Witam, z powodzeniem cieszę się szybkością 3.4GHz na moim PDC przy napięciu 1.25V (EIST wyłączone, C1E włączone) ale gdy odetne zasilanie powiedzmy na mniej niż minutę i odpale, to jest takie coś:
załącza się, za chwilę wyłącza i włącza się ponownie i potem już mogę normalnie pracować. Dziwne zachowanie zaobserwowałem, gdy zresetowałem kompa podczas ładowania XP (etap bootscreen), po resecie robi to co w/w i powraca do defaultowych taktowań ?? Wie ktoś o co tu chodzi ?? Magistrala PCI-E ustawiona jest na sztywno 100MHz, wszystkie przyspieszacze typu C.I.A itp. powyłączane. Napięcie dla proca też jest na sztywno.
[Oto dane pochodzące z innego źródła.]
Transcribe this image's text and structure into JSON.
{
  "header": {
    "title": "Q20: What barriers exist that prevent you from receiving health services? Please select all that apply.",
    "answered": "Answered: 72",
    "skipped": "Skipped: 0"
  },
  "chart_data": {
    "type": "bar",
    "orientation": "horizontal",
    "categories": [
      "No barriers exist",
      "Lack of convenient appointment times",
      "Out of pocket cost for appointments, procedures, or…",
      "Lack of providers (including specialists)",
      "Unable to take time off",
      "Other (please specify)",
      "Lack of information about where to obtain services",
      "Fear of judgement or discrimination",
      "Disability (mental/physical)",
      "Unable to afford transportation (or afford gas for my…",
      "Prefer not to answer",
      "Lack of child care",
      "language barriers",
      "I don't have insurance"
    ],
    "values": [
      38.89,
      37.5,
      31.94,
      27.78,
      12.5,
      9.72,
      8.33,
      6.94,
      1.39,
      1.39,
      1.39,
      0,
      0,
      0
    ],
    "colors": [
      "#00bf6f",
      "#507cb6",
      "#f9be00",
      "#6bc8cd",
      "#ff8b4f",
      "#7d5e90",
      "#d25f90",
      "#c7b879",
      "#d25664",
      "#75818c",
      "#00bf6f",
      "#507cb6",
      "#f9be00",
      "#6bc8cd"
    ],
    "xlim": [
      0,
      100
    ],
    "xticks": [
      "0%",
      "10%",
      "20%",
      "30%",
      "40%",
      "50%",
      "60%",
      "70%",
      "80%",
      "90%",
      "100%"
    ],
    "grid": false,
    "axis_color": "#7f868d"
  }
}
Jak komuś potrzebne to podaje parametry OC:
mnożnik - 12.5
FSB - 272 MHz
Strap dla RAM 3.00
PCI-E - 100MHz
timingi RAM - 5-5-5-15 (chociaż bez problemu mogę 4-5-4-13)
napięcia na MCH i NB nie zmieniane, również nie zmieniane napięcie FSB
Vcore - 1.2500 V
pamięci - 1.900 V
To chyba wszystkie potrzebne info.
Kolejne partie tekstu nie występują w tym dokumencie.